Des bras écartent les miens avec force. Je lève les yeux avant de tourner la tête. Mais Nathaël me force à le regarder.
- Ne te cache pas de moi, Ophélia. Je t’ai vu pleurer des centaines de fois. Je ne suis pas à quelques larmes près, dit-il d’un ton méprisant. Rassieds-toi, s’il te plaît. Nous sommes en train de dîner, et les plats vont bientôt arriver.
Je lui jette un regard noir, mais revient à ma place une fois qu’il a regagné la sienne et que je suis certaine qu’il est trop loin pour pouvoir me toucher.
Nous gardons le silence. Je tamponne mes yeux avec un mouchoir en papier et me mouche bruyamment, rien que pour l’énerver. C’est peut-être un comportement de gamine, mais je n’en ai rien à faire. Il ferme les yeux une demi-seconde, l’air ennuyé, puis les rouvre et me contemple avec un soupir, mais ne fait aucun commentaire, ce qui n’est pas plus mal.

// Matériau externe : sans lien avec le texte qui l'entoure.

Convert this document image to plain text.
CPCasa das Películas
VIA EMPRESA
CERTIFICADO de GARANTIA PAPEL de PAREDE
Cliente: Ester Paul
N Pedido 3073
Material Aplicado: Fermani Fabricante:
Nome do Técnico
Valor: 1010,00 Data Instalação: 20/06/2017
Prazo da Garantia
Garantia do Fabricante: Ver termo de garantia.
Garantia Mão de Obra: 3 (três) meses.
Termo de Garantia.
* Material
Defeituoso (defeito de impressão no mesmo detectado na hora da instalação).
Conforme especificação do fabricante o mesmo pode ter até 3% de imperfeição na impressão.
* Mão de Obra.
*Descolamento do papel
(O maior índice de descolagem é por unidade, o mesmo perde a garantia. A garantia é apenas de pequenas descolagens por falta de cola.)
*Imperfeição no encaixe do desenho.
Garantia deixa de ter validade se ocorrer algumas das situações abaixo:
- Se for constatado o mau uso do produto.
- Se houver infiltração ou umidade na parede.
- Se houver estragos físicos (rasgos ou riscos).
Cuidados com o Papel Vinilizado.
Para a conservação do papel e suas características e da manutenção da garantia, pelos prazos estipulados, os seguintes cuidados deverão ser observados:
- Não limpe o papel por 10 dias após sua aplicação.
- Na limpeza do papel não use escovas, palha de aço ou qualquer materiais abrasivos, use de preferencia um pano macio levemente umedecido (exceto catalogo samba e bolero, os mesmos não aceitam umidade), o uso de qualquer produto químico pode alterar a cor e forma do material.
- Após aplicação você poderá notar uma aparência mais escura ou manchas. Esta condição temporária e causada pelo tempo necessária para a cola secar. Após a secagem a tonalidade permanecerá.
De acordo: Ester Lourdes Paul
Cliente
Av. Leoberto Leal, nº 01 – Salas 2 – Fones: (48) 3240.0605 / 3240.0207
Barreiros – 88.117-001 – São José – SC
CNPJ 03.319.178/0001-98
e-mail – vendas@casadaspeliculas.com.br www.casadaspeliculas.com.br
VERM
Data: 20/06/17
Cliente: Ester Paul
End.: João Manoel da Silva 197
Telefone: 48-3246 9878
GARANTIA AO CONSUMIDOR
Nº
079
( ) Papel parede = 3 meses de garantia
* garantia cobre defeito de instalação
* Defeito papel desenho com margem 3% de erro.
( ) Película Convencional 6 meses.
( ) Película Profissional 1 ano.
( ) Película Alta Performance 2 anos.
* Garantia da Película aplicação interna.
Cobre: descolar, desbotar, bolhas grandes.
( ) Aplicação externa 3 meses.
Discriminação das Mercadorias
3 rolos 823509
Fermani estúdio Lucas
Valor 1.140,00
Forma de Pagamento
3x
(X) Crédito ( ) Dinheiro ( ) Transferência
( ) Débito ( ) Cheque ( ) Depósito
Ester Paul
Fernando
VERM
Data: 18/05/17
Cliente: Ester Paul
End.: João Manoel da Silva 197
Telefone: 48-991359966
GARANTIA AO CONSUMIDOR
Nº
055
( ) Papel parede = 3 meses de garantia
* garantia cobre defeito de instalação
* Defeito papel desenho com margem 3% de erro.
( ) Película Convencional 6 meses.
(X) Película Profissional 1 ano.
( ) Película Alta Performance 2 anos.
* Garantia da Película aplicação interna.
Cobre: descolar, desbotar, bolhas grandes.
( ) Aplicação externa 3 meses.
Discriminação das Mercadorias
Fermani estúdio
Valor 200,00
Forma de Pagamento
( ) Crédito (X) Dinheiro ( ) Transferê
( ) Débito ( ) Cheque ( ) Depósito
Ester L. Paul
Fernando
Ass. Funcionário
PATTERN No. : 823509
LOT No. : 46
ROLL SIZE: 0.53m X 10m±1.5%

Quelques instants plus tard, les plats arrivent, toujours dans ce silence de plomb.
Je picore dans mon assiette, puis la repousse. Si c’est lui qui paye, j’espère que c’était un plat cher, parce que je ne mangerai pas beaucoup, ce soir. Cette conversation avec Nathaël me coupe définitivement l’appétit...
Je le regarde mâcher consciencieusement ses légumes et découper soigneusement sa viande. Il n’a pas la même façon de faire que Raphaël. Je le vois parfaitement dans ses gestes. Ils sont tellement différents, pour des jumeaux ! Ça me surprend énormément, moi qui ai un frère jumeau.
Émilien... J’ai hâte de le revoir. Raphaël m’a dit qu’il rentrait bientôt.
Je décide de relancer la conversation. J’en ai assez d’attendre que monsieur daigne bien me parler du sujet qui m’importe.
- Comment es-tu au courant pour Julia ? Je n’ai rien dit à Raphaël...
Il m’adresse un sourire narquois avant de s’essuyer la bouche avec sa serviette.
- J’ai mes propres sources. Merci de m’indiquer que Raphaël n’est pas au courant, mais je m’en doutais. D’ailleurs, il y a beaucoup de choses dont Raphaël n’a pas connaissance...
Je me crispe.
- Tu n’en sais rien, je lance.
- Je sais beaucoup de choses, Ophélia, prononce Nathaël avec lenteur.
- Tu ne...
Il lève une main en l’air, me faisant signe de me taire. Il pose soigneusement ses couverts dans son assiette, puis fouille dans une des poches de sa veste. Finalement, il pose un petit morceau de bois sur la table.
Un petit morceau de bois qui change tout.